Given these developments, the team is prompted to reconsider their approach. They deliberate on the necessity of escalating care, discussing the use of non-invasive ventilation to better manage the patient's respiratory status. The decision is made to re-evaluate the patient's medication regimen, considering the introduction of milrinone to support cardiac function and address the ongoing hemodynamic instability. The team also prioritizes obtaining repeat laboratory tests, particularly focusing on arterial blood gases, to gain insight into the patient's respiratory and metabolic status. These steps are crucial as the team prepares for the possibility of transfer to the intensive care unit, recognizing the need for closer monitoring and advanced interventions to stabilize the patient's condition.

Section 5

As the healthcare team continues to manage the patient's deteriorating condition, they receive the results of the repeat laboratory tests. The arterial blood gas analysis reveals a significant respiratory acidosis with a pH of 7.28, PaCO2 of 56 mmHg, and PaO2 of 60 mmHg, confirming inadequate ventilation and severe hypoxemia. The metabolic panel indicates worsening renal function, with elevated creatinine at 2.1 mg/dL and BUN at 45 mg/dL, suggesting acute kidney injury likely due to poor perfusion secondary to cardiac dysfunction. Electrolyte imbalances are also noted, with hyponatremia at 128 mmol/L and mild hyperkalemia at 5.6 mmol/L, necessitating careful management to prevent further complications.

In response to these diagnostic findings, the team intensifies therapeutic interventions. The decision is made to transition the patient from a non-rebreather mask to non-invasive positive pressure ventilation (NIPPV) to improve alveolar ventilation and address the respiratory acidosis. Milrinone is initiated as planned, with the aim of enhancing inotropic support and reducing afterload, thereby improving cardiac output and perfusion. Diuretic therapy is adjusted to address the fluid overload contributing to both the pulmonary and peripheral edema, while closely monitoring renal function and electrolyte levels.
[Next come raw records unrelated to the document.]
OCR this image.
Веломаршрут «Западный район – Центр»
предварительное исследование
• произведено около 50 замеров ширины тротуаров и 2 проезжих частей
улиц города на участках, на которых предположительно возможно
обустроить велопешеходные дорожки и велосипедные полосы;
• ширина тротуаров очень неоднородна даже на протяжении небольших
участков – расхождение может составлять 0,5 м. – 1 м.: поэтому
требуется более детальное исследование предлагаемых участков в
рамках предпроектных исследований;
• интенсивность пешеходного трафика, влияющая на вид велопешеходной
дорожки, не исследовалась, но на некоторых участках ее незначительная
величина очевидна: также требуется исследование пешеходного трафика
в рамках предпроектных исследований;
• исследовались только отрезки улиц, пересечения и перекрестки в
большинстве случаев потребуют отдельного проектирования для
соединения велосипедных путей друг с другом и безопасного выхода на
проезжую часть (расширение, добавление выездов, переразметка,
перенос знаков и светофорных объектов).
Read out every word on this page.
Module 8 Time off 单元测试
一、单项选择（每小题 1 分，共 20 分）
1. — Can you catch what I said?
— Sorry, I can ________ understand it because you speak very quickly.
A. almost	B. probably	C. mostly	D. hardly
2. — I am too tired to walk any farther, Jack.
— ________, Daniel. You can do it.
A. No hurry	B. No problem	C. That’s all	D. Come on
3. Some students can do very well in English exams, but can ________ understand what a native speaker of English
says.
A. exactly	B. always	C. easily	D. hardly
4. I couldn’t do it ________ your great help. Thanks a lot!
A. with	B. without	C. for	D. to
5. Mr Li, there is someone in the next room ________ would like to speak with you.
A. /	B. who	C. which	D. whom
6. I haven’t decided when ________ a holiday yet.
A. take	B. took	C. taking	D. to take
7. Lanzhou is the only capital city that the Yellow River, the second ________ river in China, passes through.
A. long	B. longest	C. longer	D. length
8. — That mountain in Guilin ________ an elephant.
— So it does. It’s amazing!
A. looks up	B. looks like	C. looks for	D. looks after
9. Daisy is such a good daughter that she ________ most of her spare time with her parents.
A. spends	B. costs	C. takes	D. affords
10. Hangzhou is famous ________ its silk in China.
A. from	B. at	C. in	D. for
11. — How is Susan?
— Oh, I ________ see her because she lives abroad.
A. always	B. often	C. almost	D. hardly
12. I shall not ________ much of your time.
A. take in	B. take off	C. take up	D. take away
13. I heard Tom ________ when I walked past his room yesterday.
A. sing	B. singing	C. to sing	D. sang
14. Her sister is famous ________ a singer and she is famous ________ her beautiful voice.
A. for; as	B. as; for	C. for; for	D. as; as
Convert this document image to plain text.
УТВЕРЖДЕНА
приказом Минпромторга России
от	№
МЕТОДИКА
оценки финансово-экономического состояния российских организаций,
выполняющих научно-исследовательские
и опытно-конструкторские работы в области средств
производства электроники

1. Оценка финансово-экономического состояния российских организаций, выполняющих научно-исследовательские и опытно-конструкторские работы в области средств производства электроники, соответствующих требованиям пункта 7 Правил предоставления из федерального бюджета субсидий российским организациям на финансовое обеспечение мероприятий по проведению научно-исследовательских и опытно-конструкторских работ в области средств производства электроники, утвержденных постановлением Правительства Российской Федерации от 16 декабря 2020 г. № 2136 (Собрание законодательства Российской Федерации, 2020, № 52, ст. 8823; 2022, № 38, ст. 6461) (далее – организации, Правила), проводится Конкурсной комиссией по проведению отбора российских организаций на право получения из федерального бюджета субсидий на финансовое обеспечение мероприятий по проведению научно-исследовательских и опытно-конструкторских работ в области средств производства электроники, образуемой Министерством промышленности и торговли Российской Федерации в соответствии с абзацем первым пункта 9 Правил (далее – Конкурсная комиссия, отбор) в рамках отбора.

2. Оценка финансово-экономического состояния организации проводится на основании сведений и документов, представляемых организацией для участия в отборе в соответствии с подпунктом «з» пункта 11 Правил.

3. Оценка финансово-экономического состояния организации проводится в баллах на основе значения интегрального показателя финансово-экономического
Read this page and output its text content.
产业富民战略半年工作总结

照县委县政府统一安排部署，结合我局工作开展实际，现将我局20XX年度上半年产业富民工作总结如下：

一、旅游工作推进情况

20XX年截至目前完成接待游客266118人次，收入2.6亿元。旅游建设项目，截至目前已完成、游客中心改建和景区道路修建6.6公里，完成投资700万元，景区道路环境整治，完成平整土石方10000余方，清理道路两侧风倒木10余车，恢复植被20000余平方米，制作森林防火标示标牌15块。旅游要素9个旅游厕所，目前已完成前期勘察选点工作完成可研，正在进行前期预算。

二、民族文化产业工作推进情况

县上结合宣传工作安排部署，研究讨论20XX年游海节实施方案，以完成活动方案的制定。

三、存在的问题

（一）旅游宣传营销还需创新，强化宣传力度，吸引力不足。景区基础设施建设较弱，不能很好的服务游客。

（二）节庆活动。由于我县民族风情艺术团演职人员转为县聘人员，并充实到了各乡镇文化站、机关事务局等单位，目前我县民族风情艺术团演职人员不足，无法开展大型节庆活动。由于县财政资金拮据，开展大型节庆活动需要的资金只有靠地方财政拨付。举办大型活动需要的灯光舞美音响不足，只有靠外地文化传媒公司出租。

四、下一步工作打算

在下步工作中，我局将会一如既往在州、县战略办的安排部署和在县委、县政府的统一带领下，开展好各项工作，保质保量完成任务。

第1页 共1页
Despite these interventions, the patient continues to exhibit altered mental status, with increased confusion and agitation. Neurological assessment reveals a Glasgow Coma Scale score of 13, indicating moderate impairment. Recognizing the potential for further deterioration, the healthcare team prepares for the transfer to the intensive care unit for more intensive monitoring and management. The patient’s dire need for hemodynamic stabilization and respiratory support underscores the urgency of this transfer, as the team anticipates the possibility of mechanical ventilation should the non-invasive measures prove insufficient.